— Привет.
— Привет. На машине поедем — Коле с автобазы по пути.
— Ул-ла! Ч-хи!..
— Ну, не надумала Витамину звонить?
— Ага, он не дурак. Позвоните, а телефона не оставил.
— Кстати, мой бывший звонил, им пальто дутые финские завезли.
— А какого цвета?
— Не знаю. Дутые!
Остановка. Надо сбегать за Валюшкой. Слава богу, собрана, запирает дверь. Почему-то на три замка, сокровища, видите ли, у нее.
— А Лариска где?
— В лифте стоит, чтобы не уехал. Ну что, поссорились?
Валюшка глядит, сияющая, счастливая:
— Что ты! Вернулся, прощения просил. Прямо какой-то сумасшедший… — И в лифте с гордостью отворачивает свитер на шее со свидетельствами пылкой любви.
— Ох, дура ты, дурочка у нас, Валюшка, а еще воспитатель. Как мы только тебе детей доверяем! Тебе пальто финское нужно?
— Какого цвета?
— Дутое.
— Мне Сашка из Чехословакии привезет.
Спускаемся, выходим дружной семьей из подъезда. Впереди — мы с Лариской, сзади — Антошка, Сережка и Валюшка, взявшись за руки. Перед подъездом — целый автобус, на боку написано: «Изыскательская КХ-2». Внутри — приборы, но места хватает.
— Дай тебе бог здоровья, Колечка, радость моя, за мной не пропадет, — умасливает Лариска мрачного водителя.
— В детский сад, что ли, вначале?
— Как всегда, золотко, как всегда!
Поехали.
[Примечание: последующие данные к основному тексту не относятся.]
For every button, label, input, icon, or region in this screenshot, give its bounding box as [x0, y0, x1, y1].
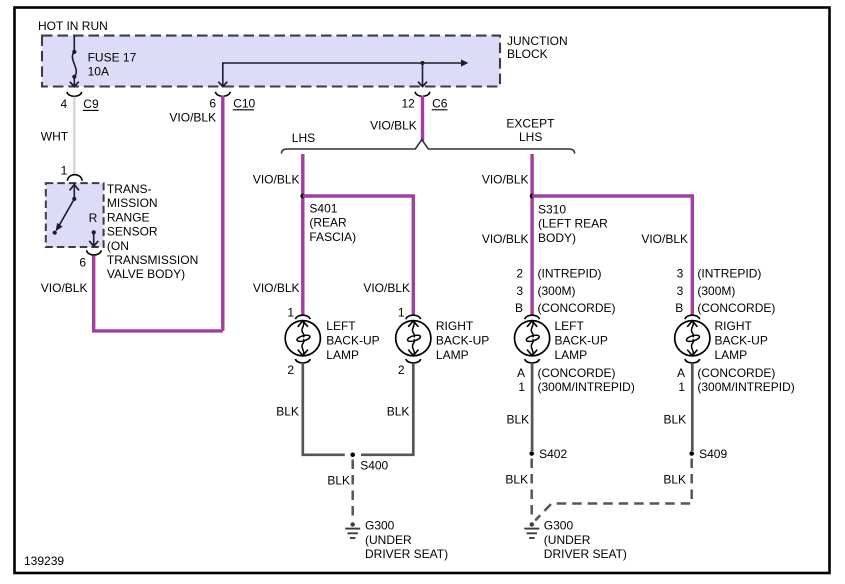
fuse F17 output arrow to C9 [70, 77, 79, 87]
sensor pin 6 connector symbol [87, 250, 102, 255]
right back-up lamp (except) name [715, 319, 768, 362]
svg-text:VIO/BLK: VIO/BLK [482, 172, 529, 186]
connector C9 symbol [67, 92, 82, 97]
junction block box [42, 36, 500, 87]
svg-text:(INTREPID): (INTREPID) [697, 267, 761, 281]
splice S401 dot [300, 194, 305, 199]
svg-text:3: 3 [677, 267, 684, 281]
svg-text:2: 2 [287, 363, 294, 377]
svg-text:G300: G300 [544, 519, 574, 533]
sensor pin 1 connector symbol [67, 175, 82, 181]
svg-text:A: A [677, 366, 685, 380]
svg-text:1: 1 [678, 380, 685, 394]
svg-text:TRANSMISSION: TRANSMISSION [107, 253, 198, 267]
fuse F17 feed wire [73, 36, 75, 52]
ground G300 (right) label [544, 519, 627, 561]
sensor switch pivot dot [72, 197, 76, 201]
svg-text:S402: S402 [539, 447, 567, 461]
svg-text:MISSION: MISSION [107, 196, 158, 210]
svg-text:VIO/BLK: VIO/BLK [641, 232, 688, 246]
svg-text:1: 1 [398, 306, 405, 320]
wire VIO/BLK branch to right back-up lamp [303, 196, 414, 316]
svg-text:BLK: BLK [387, 405, 410, 419]
svg-text:FASCIA): FASCIA) [309, 230, 356, 244]
left back-up lamp (except) top pin labels [515, 267, 616, 316]
left back-up lamp (LHS) name [326, 319, 379, 362]
svg-text:VIO/BLK: VIO/BLK [482, 232, 529, 246]
left back-up lamp (except) symbol [515, 315, 550, 363]
svg-text:(300M): (300M) [538, 284, 576, 298]
svg-text:BODY): BODY) [538, 231, 576, 245]
wire BLK from left lamp (except) to S402 [531, 363, 534, 451]
svg-text:12: 12 [401, 97, 415, 111]
svg-text:DRIVER SEAT): DRIVER SEAT) [544, 547, 627, 561]
svg-text:C10: C10 [233, 97, 255, 111]
svg-text:RIGHT: RIGHT [436, 319, 474, 333]
svg-text:BLK: BLK [505, 472, 528, 486]
bus drop wire to C6 [422, 63, 424, 86]
svg-text:JUNCTION: JUNCTION [507, 34, 568, 48]
svg-text:HOT IN RUN: HOT IN RUN [38, 19, 108, 33]
bus junction node at C6 [420, 61, 424, 65]
svg-text:1: 1 [518, 380, 525, 394]
connector C10 symbol [215, 92, 230, 97]
svg-text:LAMP: LAMP [555, 348, 588, 362]
svg-text:RANGE: RANGE [107, 210, 150, 224]
svg-text:LHS: LHS [292, 131, 315, 145]
wire VIO/BLK from C10 down [221, 96, 224, 331]
sensor left contact dot [53, 231, 57, 235]
svg-text:S400: S400 [360, 458, 388, 472]
splice S310 dot [530, 194, 535, 199]
svg-text:WHT: WHT [41, 129, 69, 143]
svg-text:B: B [675, 301, 683, 315]
svg-text:S401: S401 [309, 201, 337, 215]
sensor R output line with down arrow [89, 232, 98, 246]
svg-text:BLK: BLK [663, 472, 686, 486]
svg-text:(CONCORDE): (CONCORDE) [697, 366, 775, 380]
svg-text:TRANS-: TRANS- [107, 182, 152, 196]
svg-text:3: 3 [516, 284, 523, 298]
left back-up lamp (LHS) symbol [285, 315, 320, 363]
fuse F17 bottom terminal dot [72, 75, 76, 79]
wire BLK from right lamp (except) to S409 [691, 363, 694, 451]
svg-text:6: 6 [209, 97, 216, 111]
svg-text:(300M/INTREPID): (300M/INTREPID) [538, 380, 635, 394]
svg-text:DRIVER SEAT): DRIVER SEAT) [365, 547, 448, 561]
fuse F17 top terminal dot [72, 50, 76, 54]
label EXCEPT LHS [506, 116, 555, 144]
svg-text:LEFT: LEFT [555, 319, 585, 333]
bus right continuation arrow [461, 59, 468, 66]
left back-up lamp (except) bottom pin labels [517, 366, 635, 394]
wire VIO/BLK from sensor pin 6 to C10 wire [94, 256, 223, 331]
wire WHT from C9 to sensor [73, 97, 76, 176]
svg-text:(CONCORDE): (CONCORDE) [697, 301, 775, 315]
left back-up lamp (except) name [555, 319, 608, 362]
svg-text:LAMP: LAMP [715, 348, 748, 362]
svg-text:3: 3 [677, 284, 684, 298]
branch brace [282, 140, 575, 154]
svg-text:SENSOR: SENSOR [107, 225, 158, 239]
svg-text:1: 1 [61, 164, 68, 178]
wire BLK from left lamp (LHS) to S400 [303, 363, 345, 455]
svg-text:BACK-UP: BACK-UP [436, 333, 489, 347]
right back-up lamp (LHS) name [436, 319, 489, 362]
wire VIO/BLK LHS branch down to left lamp [301, 154, 304, 316]
sensor switch wiper arm with arrow [56, 199, 75, 231]
svg-text:C9: C9 [83, 97, 99, 111]
splice S310 label [538, 202, 608, 244]
fuse F17 value label [88, 50, 137, 78]
right back-up lamp (except) top pin labels [675, 267, 775, 316]
svg-text:2: 2 [516, 267, 523, 281]
svg-text:BLK: BLK [507, 413, 530, 427]
svg-text:VIO/BLK: VIO/BLK [41, 281, 88, 295]
svg-text:6: 6 [79, 255, 86, 269]
svg-text:4: 4 [61, 97, 68, 111]
svg-text:(INTREPID): (INTREPID) [538, 267, 602, 281]
splice S402 dot [529, 451, 534, 456]
svg-text:(ON: (ON [107, 239, 129, 253]
ground G300 (right) symbol [524, 522, 539, 538]
splice S409 dot [689, 451, 694, 456]
wire BLK from right lamp (LHS) to S400 [361, 363, 413, 455]
svg-text:VIO/BLK: VIO/BLK [363, 281, 410, 295]
svg-text:10A: 10A [88, 64, 109, 78]
connector C6 symbol [415, 92, 430, 97]
connector C10 label [233, 97, 256, 111]
svg-text:R: R [89, 211, 98, 225]
svg-text:B: B [515, 301, 523, 315]
svg-text:VALVE BODY): VALVE BODY) [107, 267, 185, 281]
svg-text:139239: 139239 [24, 554, 64, 568]
svg-text:(CONCORDE): (CONCORDE) [538, 366, 616, 380]
right back-up lamp (except) bottom pin labels [677, 366, 795, 394]
svg-text:(300M): (300M) [697, 284, 735, 298]
wire VIO/BLK branch to right back-up lamp (except) [532, 196, 692, 316]
right back-up lamp (LHS) symbol [396, 315, 431, 363]
svg-text:(REAR: (REAR [309, 216, 347, 230]
right back-up lamp (except) symbol [675, 315, 710, 363]
junction block internal bus wire [223, 63, 462, 86]
svg-text:VIO/BLK: VIO/BLK [253, 281, 300, 295]
transmission range sensor box [46, 183, 104, 247]
sensor R contact dot [92, 230, 96, 234]
ground G300 (left) label [365, 519, 448, 561]
wire BLK dashed S400 to ground [351, 460, 354, 518]
fuse F17 element [72, 52, 76, 77]
bus arrow down to C6 [418, 82, 427, 87]
svg-text:(300M/INTREPID): (300M/INTREPID) [697, 380, 794, 394]
svg-text:(UNDER: (UNDER [544, 533, 591, 547]
svg-text:LHS: LHS [519, 130, 542, 144]
svg-text:BLK: BLK [664, 413, 687, 427]
svg-text:(CONCORDE): (CONCORDE) [538, 301, 616, 315]
wire BLK dashed S402 to ground [530, 459, 533, 518]
svg-text:EXCEPT: EXCEPT [506, 116, 555, 130]
connector C9 label [83, 97, 99, 111]
svg-text:(LEFT REAR: (LEFT REAR [538, 217, 608, 231]
svg-text:RIGHT: RIGHT [715, 319, 753, 333]
svg-text:BACK-UP: BACK-UP [555, 333, 608, 347]
svg-text:VIO/BLK: VIO/BLK [253, 172, 300, 186]
svg-text:BLK: BLK [276, 405, 299, 419]
svg-text:BACK-UP: BACK-UP [326, 333, 379, 347]
junction block label [507, 34, 568, 61]
svg-text:FUSE 17: FUSE 17 [88, 50, 137, 64]
connector C6 label [432, 97, 448, 111]
svg-text:A: A [517, 366, 525, 380]
svg-text:(UNDER: (UNDER [365, 533, 412, 547]
svg-text:S310: S310 [538, 202, 566, 216]
svg-text:2: 2 [398, 363, 405, 377]
svg-text:VIO/BLK: VIO/BLK [370, 119, 417, 133]
wire BLK dashed S409 to ground [535, 459, 692, 521]
splice S401 label [309, 201, 356, 243]
svg-text:BLK: BLK [327, 474, 350, 488]
svg-text:VIO/BLK: VIO/BLK [169, 111, 216, 125]
svg-text:BLOCK: BLOCK [507, 47, 548, 61]
wire VIO/BLK EXCEPT branch down to lamp [530, 154, 533, 316]
svg-text:BACK-UP: BACK-UP [715, 333, 768, 347]
ground G300 (left) symbol [345, 522, 360, 538]
svg-text:LAMP: LAMP [326, 348, 359, 362]
splice S400 dot [350, 453, 355, 458]
svg-text:LAMP: LAMP [436, 348, 469, 362]
sensor name label [107, 182, 198, 281]
bus arrow down to C10 [218, 82, 227, 87]
svg-text:S409: S409 [699, 447, 727, 461]
svg-text:1: 1 [287, 306, 294, 320]
sensor switch input line with up arrow [70, 183, 79, 199]
svg-text:G300: G300 [365, 519, 395, 533]
wire VIO/BLK stub from C6 [421, 96, 424, 142]
svg-text:LEFT: LEFT [326, 319, 356, 333]
svg-text:C6: C6 [432, 97, 448, 111]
С песней. У нас есть любимая, дорожная, ее хором хорошо петь:
— «А ты такой холо-о-одный, как айсберг в океане… И все твои печали под темною водо-о-ой…»
Начинается мало чем от других отличимый теплый день осени тысяча девятьсот восемьдесят четвертого года.
Работаю я в НИИ, в каком — не имеет значения, в бюро технической информации. Наш институт — в старинном особняке, за узорной оградой. Автобус высаживает меня у Банковского мостика, дальше бегу на своих. Задерживаюсь у стоянки машин — Вадим уже здесь, это его «жигуленок», другого такого ржавого и пыльного во всем Ленинграде нет. Пальцем пишу на пыльном стекле «привет». На работе, может, случая не представится.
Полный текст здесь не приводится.